Indelible Grace does a great job putting old hymns in modern guitar-piano-like arrangements and are definitely easy to sing to. Also check out Josh Bales (joshbales.com). Think they all have myspace music accounts too. But of all these, I would certainly recommend buying any post-'eleventh hour' Jars of Clay release, 'Pages' or 'Clean' by Shane and Shane, 'The Morning' by Andrew Osenga, Indelible Grace III, Sandra McCracken's 'Builder and the Architect' (by this one first . . . listen to 'Rock of Ages' for a God-glorifying, theology rich, worshipful song), Derek Webb's 'She Must and Shall Go Free', Andrew Peterson's 'Love and Thunder'. Most of these guys are friends and help each other out on their albums. I think they're all on iTunes . . . some may be hard to find in stores. Andrew Osenga actually has a new free EP on his blog . . . andrewosenga.com

Wow, that was long.

kschaub said...

Lisa, noticed I had a couple of glaring typo(s) in that last comment. Sorry.

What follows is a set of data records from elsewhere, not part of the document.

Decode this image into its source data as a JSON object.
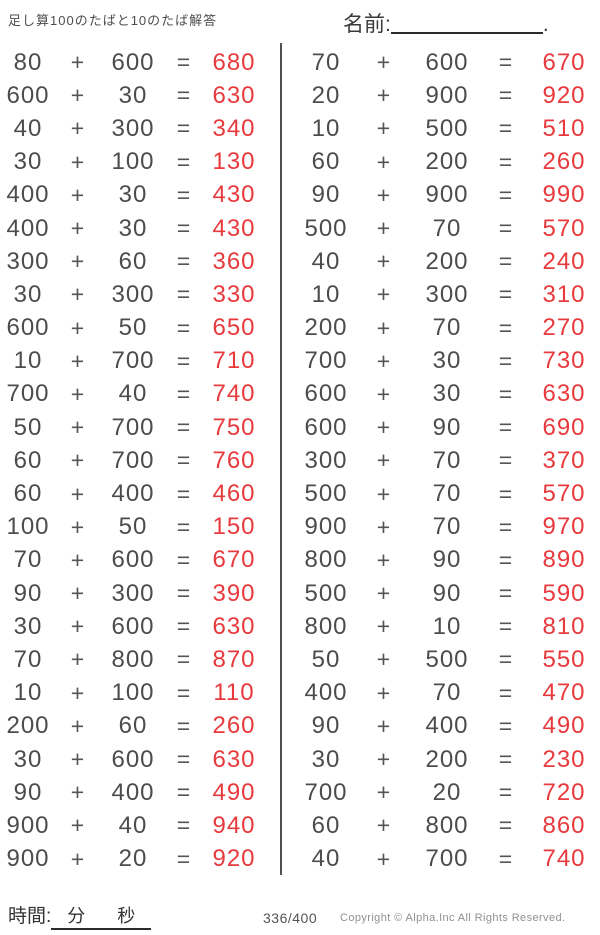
{
  "header": {
    "title": "足し算100のたばと10のたば解答",
    "name_label": "名前:",
    "name_suffix": "."
  },
  "symbols": {
    "plus": "+",
    "equals": "="
  },
  "problems": {
    "left": [
      {
        "a": "80",
        "b": "600",
        "ans": "680"
      },
      {
        "a": "600",
        "b": "30",
        "ans": "630"
      },
      {
        "a": "40",
        "b": "300",
        "ans": "340"
      },
      {
        "a": "30",
        "b": "100",
        "ans": "130"
      },
      {
        "a": "400",
        "b": "30",
        "ans": "430"
      },
      {
        "a": "400",
        "b": "30",
        "ans": "430"
      },
      {
        "a": "300",
        "b": "60",
        "ans": "360"
      },
      {
        "a": "30",
        "b": "300",
        "ans": "330"
      },
      {
        "a": "600",
        "b": "50",
        "ans": "650"
      },
      {
        "a": "10",
        "b": "700",
        "ans": "710"
      },
      {
        "a": "700",
        "b": "40",
        "ans": "740"
      },
      {
        "a": "50",
        "b": "700",
        "ans": "750"
      },
      {
        "a": "60",
        "b": "700",
        "ans": "760"
      },
      {
        "a": "60",
        "b": "400",
        "ans": "460"
      },
      {
        "a": "100",
        "b": "50",
        "ans": "150"
      },
      {
        "a": "70",
        "b": "600",
        "ans": "670"
      },
      {
        "a": "90",
        "b": "300",
        "ans": "390"
      },
      {
        "a": "30",
        "b": "600",
        "ans": "630"
      },
      {
        "a": "70",
        "b": "800",
        "ans": "870"
      },
      {
        "a": "10",
        "b": "100",
        "ans": "110"
      },
      {
        "a": "200",
        "b": "60",
        "ans": "260"
      },
      {
        "a": "30",
        "b": "600",
        "ans": "630"
      },
      {
        "a": "90",
        "b": "400",
        "ans": "490"
      },
      {
        "a": "900",
        "b": "40",
        "ans": "940"
      },
      {
        "a": "900",
        "b": "20",
        "ans": "920"
      }
    ],
    "right": [
      {
        "a": "70",
        "b": "600",
        "ans": "670"
      },
      {
        "a": "20",
        "b": "900",
        "ans": "920"
      },
      {
        "a": "10",
        "b": "500",
        "ans": "510"
      },
      {
        "a": "60",
        "b": "200",
        "ans": "260"
      },
      {
        "a": "90",
        "b": "900",
        "ans": "990"
      },
      {
        "a": "500",
        "b": "70",
        "ans": "570"
      },
      {
        "a": "40",
        "b": "200",
        "ans": "240"
      },
      {
        "a": "10",
        "b": "300",
        "ans": "310"
      },
      {
        "a": "200",
        "b": "70",
        "ans": "270"
      },
      {
        "a": "700",
        "b": "30",
        "ans": "730"
      },
      {
        "a": "600",
        "b": "30",
        "ans": "630"
      },
      {
        "a": "600",
        "b": "90",
        "ans": "690"
      },
      {
        "a": "300",
        "b": "70",
        "ans": "370"
      },
      {
        "a": "500",
        "b": "70",
        "ans": "570"
      },
      {
        "a": "900",
        "b": "70",
        "ans": "970"
      },
      {
        "a": "800",
        "b": "90",
        "ans": "890"
      },
      {
        "a": "500",
        "b": "90",
        "ans": "590"
      },
      {
        "a": "800",
        "b": "10",
        "ans": "810"
      },
      {
        "a": "50",
        "b": "500",
        "ans": "550"
      },
      {
        "a": "400",
        "b": "70",
        "ans": "470"
      },
      {
        "a": "90",
        "b": "400",
        "ans": "490"
      },
      {
        "a": "30",
        "b": "200",
        "ans": "230"
      },
      {
        "a": "700",
        "b": "20",
        "ans": "720"
      },
      {
        "a": "60",
        "b": "800",
        "ans": "860"
      },
      {
        "a": "40",
        "b": "700",
        "ans": "740"
      }
    ]
  },
  "footer": {
    "time_label": "時間:",
    "minutes_label": "分",
    "seconds_label": "秒",
    "page": "336/400",
    "copyright": "Copyright ©  Alpha.Inc All Rights Reserved."
  },
  "colors": {
    "answer": "#e8393d",
    "ink": "#4c4c4c"
  }
}
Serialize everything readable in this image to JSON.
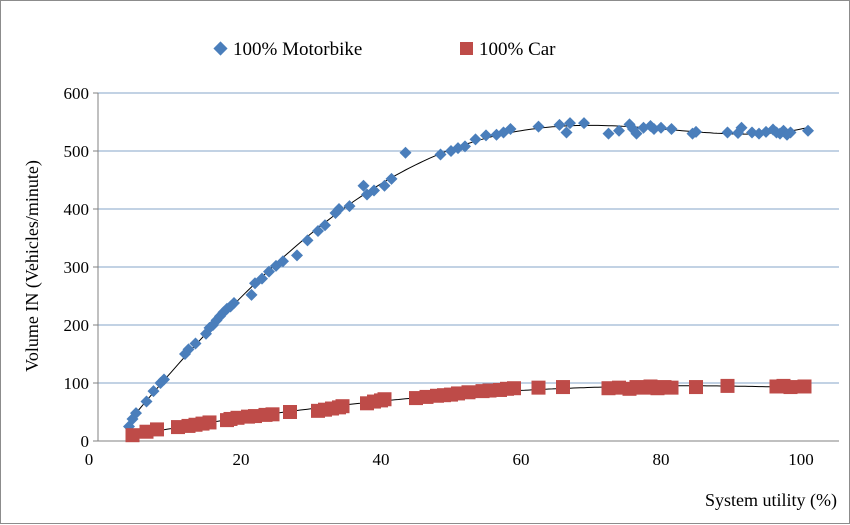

**William Wilberforce fought in parliament to end the British slave trade. (this one really needed to be fixed!)

kschaub said...

So, did you get a chance to listen to any of that stuff?

Lisa of Longbourn said...

My life in the past 30 hours! Aaah! I refused to even turn on my computer; it's so addicting and then I am tired the next day. Plus I had to work. So to confess, I have not listened to a one. But I will.

I'll check with my brother; he has some Jars of Clay, I think. And online will at least have samples. There's always the library, which I'm kicking myself for not checking since I was just there. And finally, there is purchasing these hard-to-find albums, when I don't go to local Christian bookstores, online.

Thanks for checking.
To God be all glory,
Lisa of Longbourn

kschaub said...

Lisa, if you want one to check out . . . let me know and I'll send you a copy.

Email me: schaubk@gmail.com

P.S. It will be a legal copy. :)

Lisa of Longbourn said...

Sandra McCracken - very good. She'll let you listen to her songs, too! I want this cd; have to save money. http://www.igracemusic.com/sandrahymns/

To God be all glory,
Lisa of Longbourn

Lisa of Longbourn said...

I will get a couple Jars of Clay CD's from the library.

Derek Webb has really good lyrics, but I'd have to be in the right mood for that style of music.

Sandra McCracken, as I said, was very impressive.

Indelible Grace III did not have any samples available online.

Shane & Shane were ok, with music like Derek Webb's.

Andrew Osenga sounded sad, and I couldn't find a lot of praise music.

Andrew Peterson has a good acoustic sound and imaginative: lyrics, song titles, and album titles for that matter.

Josh Bales had fun music, but I couldn't access samples of praise music.